And ykpersonalize-gui says that no yubikey is plugged in. How do I get FreeBSD to recognize the keys?

Thanks,
--vr


----------



## msplsh (Mar 28, 2022)

Have pcsc-lite installed?  That might fulfill the PC/SC requirements.

Other interesting ports are opensc, libccid, libfido2, py-fido2


----------



## VucanRidr (Mar 28, 2022)

pcsc-lite is installed. Do I need to install the other packages? It just seems odd that even ykpersonalize doesn't see the plugged in key...
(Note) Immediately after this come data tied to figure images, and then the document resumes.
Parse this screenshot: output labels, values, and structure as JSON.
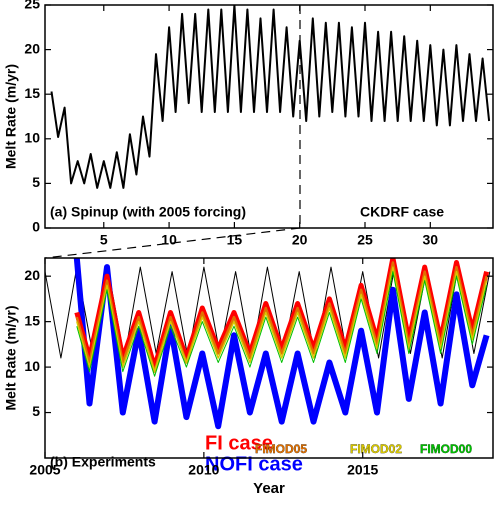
{
  "chart_data": [
    {
      "type": "line",
      "ylabel": "Melt Rate (m/yr)",
      "annotations": [
        "(a) Spinup (with 2005 forcing)",
        "CKDRF case"
      ],
      "xlim": [
        0.5,
        34.8
      ],
      "xticks": [
        5,
        10,
        15,
        20,
        25,
        30
      ],
      "ylim": [
        0,
        25
      ],
      "yticks": [
        0,
        5,
        10,
        15,
        20,
        25
      ],
      "series": [
        {
          "color": "#000000",
          "x": [
            1,
            1.5,
            2,
            2.5,
            3,
            3.5,
            4,
            4.5,
            5,
            5.5,
            6,
            6.5,
            7,
            7.5,
            8,
            8.5,
            9,
            9.5,
            10,
            10.5,
            11,
            11.5,
            12,
            12.5,
            13,
            13.5,
            14,
            14.5,
            15,
            15.5,
            16,
            16.5,
            17,
            17.5,
            18,
            18.5,
            19,
            19.5,
            20,
            20.5,
            21,
            21.5,
            22,
            22.5,
            23,
            23.5,
            24,
            24.5,
            25,
            25.5,
            26,
            26.5,
            27,
            27.5,
            28,
            28.5,
            29,
            29.5,
            30,
            30.5,
            31,
            31.5,
            32,
            32.5,
            33,
            33.5,
            34,
            34.5
          ],
          "values": [
            15.3,
            10.2,
            13.5,
            5,
            7.5,
            5,
            8.3,
            4.5,
            7.5,
            4.5,
            8.5,
            4.5,
            10.5,
            6,
            12.5,
            8,
            19.5,
            12,
            22.5,
            13,
            24,
            14,
            24,
            13,
            24.5,
            13,
            24.5,
            13,
            25,
            13,
            24.5,
            13,
            23.5,
            13,
            24.5,
            13,
            22.5,
            12.5,
            21,
            12,
            23.5,
            12.5,
            23,
            13,
            23,
            12.5,
            22.5,
            12.5,
            23,
            12,
            22,
            12,
            22,
            12,
            21.5,
            12,
            21,
            12,
            20.5,
            11.5,
            20,
            11.5,
            20.5,
            12,
            19.5,
            12,
            19,
            12
          ]
        }
      ]
    },
    {
      "type": "line",
      "ylabel": "Melt Rate (m/yr)",
      "xlabel": "Year",
      "annotations": [
        "(b) Experiments"
      ],
      "xlim": [
        2005,
        2019.1
      ],
      "xticks": [
        2005,
        2010,
        2015
      ],
      "ylim": [
        0,
        22
      ],
      "yticks": [
        5,
        10,
        15,
        20
      ],
      "series": [
        {
          "color": "#000000",
          "x": [
            2005,
            2005.5,
            2006,
            2006.5,
            2007,
            2007.5,
            2008,
            2008.5,
            2009,
            2009.5,
            2010,
            2010.5,
            2011,
            2011.5,
            2012,
            2012.5,
            2013,
            2013.5,
            2014,
            2014.5,
            2015,
            2015.5,
            2016,
            2016.5,
            2017,
            2017.5,
            2018,
            2018.5,
            2019
          ],
          "values": [
            20.5,
            11,
            21,
            11.5,
            20.5,
            11,
            21,
            11.5,
            20.5,
            11,
            21,
            11.5,
            20.5,
            11,
            21,
            11.5,
            20.5,
            11,
            21,
            11.5,
            20.5,
            11,
            21,
            11.5,
            20.5,
            11,
            21,
            11.5,
            20.5
          ]
        },
        {
          "name": "NOFI case",
          "color": "#0000ff",
          "x": [
            2006,
            2006.4,
            2006.95,
            2007.45,
            2007.95,
            2008.45,
            2008.95,
            2009.45,
            2009.95,
            2010.45,
            2010.95,
            2011.45,
            2011.95,
            2012.45,
            2012.95,
            2013.45,
            2013.95,
            2014.45,
            2014.95,
            2015.45,
            2015.95,
            2016.45,
            2016.95,
            2017.45,
            2017.95,
            2018.45,
            2018.9
          ],
          "values": [
            22,
            6,
            21,
            5,
            14,
            4,
            14.5,
            4.5,
            11.5,
            3.5,
            13.5,
            5,
            11.5,
            4,
            11.5,
            4,
            10.5,
            5,
            14,
            5,
            18.5,
            6.5,
            16,
            6,
            18,
            8,
            13.5
          ]
        },
        {
          "name": "FI case",
          "color": "#ff0000",
          "x": [
            2006,
            2006.4,
            2006.95,
            2007.45,
            2007.95,
            2008.45,
            2008.95,
            2009.45,
            2009.95,
            2010.45,
            2010.95,
            2011.45,
            2011.95,
            2012.45,
            2012.95,
            2013.45,
            2013.95,
            2014.45,
            2014.95,
            2015.45,
            2015.95,
            2016.45,
            2016.95,
            2017.45,
            2017.95,
            2018.45,
            2018.9
          ],
          "values": [
            16,
            11,
            20,
            11,
            16,
            10,
            16,
            11,
            16.5,
            12,
            16,
            11.5,
            17,
            12,
            17,
            12,
            17.5,
            12,
            19,
            13,
            22,
            13,
            21,
            13,
            21.5,
            14,
            20.5
          ]
        },
        {
          "name": "FIMOD05",
          "color": "#e07000",
          "x": [
            2006,
            2006.4,
            2006.95,
            2007.45,
            2007.95,
            2008.45,
            2008.95,
            2009.45,
            2009.95,
            2010.45,
            2010.95,
            2011.45,
            2011.95,
            2012.45,
            2012.95,
            2013.45,
            2013.95,
            2014.45,
            2014.95,
            2015.45,
            2015.95,
            2016.45,
            2016.95,
            2017.45,
            2017.95,
            2018.45,
            2018.9
          ],
          "values": [
            15.5,
            10.5,
            19.5,
            10.5,
            15.5,
            9.5,
            15.5,
            10.5,
            16,
            11.5,
            15.5,
            11,
            16.5,
            11.5,
            16.5,
            11.5,
            17,
            11.5,
            18.5,
            12.5,
            21.5,
            12.5,
            20.5,
            12.5,
            21,
            13.5,
            20
          ]
        },
        {
          "name": "FIMOD02",
          "color": "#d8c800",
          "x": [
            2006,
            2006.4,
            2006.95,
            2007.45,
            2007.95,
            2008.45,
            2008.95,
            2009.45,
            2009.95,
            2010.45,
            2010.95,
            2011.45,
            2011.95,
            2012.45,
            2012.95,
            2013.45,
            2013.95,
            2014.45,
            2014.95,
            2015.45,
            2015.95,
            2016.45,
            2016.95,
            2017.45,
            2017.95,
            2018.45,
            2018.9
          ],
          "values": [
            15,
            10,
            19,
            10,
            15,
            9.5,
            15,
            10.5,
            15.5,
            11,
            15,
            10.5,
            16,
            11,
            16,
            11,
            16.5,
            11,
            18,
            12,
            21,
            12,
            20,
            12,
            20.5,
            13,
            19.5
          ]
        },
        {
          "name": "FIMOD00",
          "color": "#00c000",
          "x": [
            2006,
            2006.4,
            2006.95,
            2007.45,
            2007.95,
            2008.45,
            2008.95,
            2009.45,
            2009.95,
            2010.45,
            2010.95,
            2011.45,
            2011.95,
            2012.45,
            2012.95,
            2013.45,
            2013.95,
            2014.45,
            2014.95,
            2015.45,
            2015.95,
            2016.45,
            2016.95,
            2017.45,
            2017.95,
            2018.45,
            2018.9
          ],
          "values": [
            14.5,
            9.5,
            18.5,
            9.5,
            14.5,
            9,
            14.5,
            10,
            15,
            10.5,
            14.5,
            10,
            15.5,
            10.5,
            15.5,
            10.5,
            16,
            10.5,
            17.5,
            11.5,
            20.5,
            11.5,
            19.5,
            11.5,
            20,
            12.5,
            19
          ]
        }
      ]
    }
  ]
}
I just feel like I am missing the right way of putting this pile of lego pieces together.


----------



## msplsh (Mar 28, 2022)

Well ykman is Python so you'll need Python connectors to all the libraries you will use like the py-fido2.  ykpersonalize might not be using the right mode if you're using the gui although I wouldn't use that tool because it seems to be extremely destructive write-only.


----------



## daemonhorn (Sep 17, 2022)

I started to document my Yubikey configuration notes on FreeBSD 13.1+ here:  https://gist.github.com/daemonhorn/bdd77a7bc0ff5842e5a31d999b96e1f1 

OP likely was missing "service pcscd enable && service pcscd start", or was running without applicable privs to the /dev/uhid* devices.  (need to be root, or setup u2f-dev rules to allow group access to users)

I've been successful with the Yubikey 5, and Yubkey Security Key NFC (BLUE).   Works well with Firefox, openssh, yubikey utilities, pcsc-lite.  OpenSSH's FIDO2 interfaces are a bit more fiddly than the tried and true pkcs#11 interfaces, but it all works once you get through the details of configuration.

Good Luck.


----------